Friday, March 29, 2024
 
Book Review: In “Do No Harm,” the Grim Work of a Neurosurgeon

(DPI Book Review) June 3 – I’ve always believed the best interviews – and the most honest sources – were the recently retired professionals,those still with their wits yet unshackled from the self-promotion and axe-grinding so common in most of us.

Henry Marsh is a recently retired British neurosurgeon, and he fits the bill. In the recently published “Do No Harm: Stories of Life, Death & Brain Surgery” Marsh brings a searing, almost painful honesty as he recounts tales of his career as a surgeon.

It’s true Dr. Marsh is not your typical neurosurgeon, if there is such a thing. In the last decade he achieved some celebrity as the subject of popular documentaries. He’s not Dr. Oz, but he clearly is comfortable in the spotlight and he comes across as a person who enjoys being heard.

Still, Dr. Marsh, with the help of his wife, anthropologist Kate Fox, has produced a simply and elegantly written memoir of the first order. It is at turns wrenching and provocative and amusing – and a bit depressing.

In 275 lithe pages Dr. Marsh describes the spot he occupied for three decades: The harried traffic cop at the intersection of life and death for his unfortunate patients – those with brain tumors or major head trauma. Do We Operate? Chances of survival if we don’t? Quality of life if we do?  Potential complications? Dreadful stuff.  All of that, every day he came to work.

You will be struck by Dr. Marsh’s bitingly critical voice, not least of which is criticism of himself as a surgeon. While he says he was a “good surgeon, not a great one,” he confesses medical mistakes that litigation-threatened American surgeons would be loathe to admit.  He devotes a chapter to being sued.

His stories, housed in chapters titled mostly with words ending in “-blastoma,”  are harrowing affairs. For some patients, dying – as a practical option, at least — comes off quite well.  And families, he writes, are frequently the last to arrive at that conclusion. After reading this book you will be hard-pressed to disagree.

There are other themes, too. Marsh’s career-long frustration with Britain’s National Health Service, and its attempts to reform itself, is a rich source for biting narrative.   And his ongoing alienation from the coldly institutional world of modern medicine in general sets a certain tone as well.

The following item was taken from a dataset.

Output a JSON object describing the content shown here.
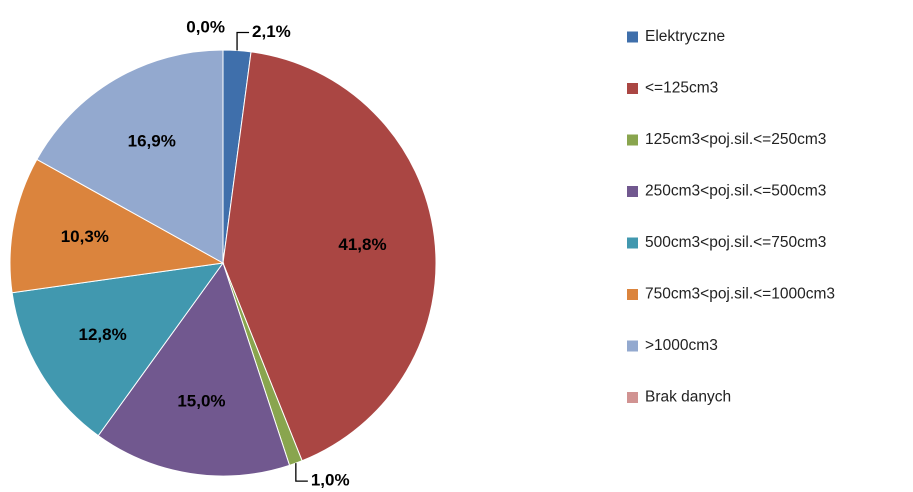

Marsh is proud of the British instinct for amateur achievement and disdain for authority – all a contrast to the credential-obsessed, hype-fueled, death-is-not-an-option American medical culture we all know so well. It’s from that wry British persona that Marsh’s wonderful clarity and humanity springs.

Dr. Marsh is the product of a classically British aristocratic family and he arrived in medicine after some wandering. It seems he was spared the meat-grinder that most medical students go through, and that may explain how a man as sensitive and reflective as Marsh could have possibly become a surgeon, much less a neurosurgeon. Even though I’m sure he was a fine at what he did, I came away feeling he had the wrong temperament for his life’s work.

Like all physicians Marsh liked, and grew more attached to, some patients more than others. When people get sick and come into a doctor’s care, many are simply too passive, too uninformed, too blindly trusting – Marsh doesn’t explicitly say this, but if there’s a takeaway from this book it’s that sick people need to take a more active role in their survival. And being liked by your doctor seems to count for something.

It takes a certain self-awareness to write a memoir as powerfully wrought  as “Do No Harm” – Henry Marsh in that respect is not your usual doctor and surgeon, who almost by necessity are clinical and remote.  But he’s written something worth reading. It’s a personal achievement, though not quite on the level of saving a patient’s life on the operating table.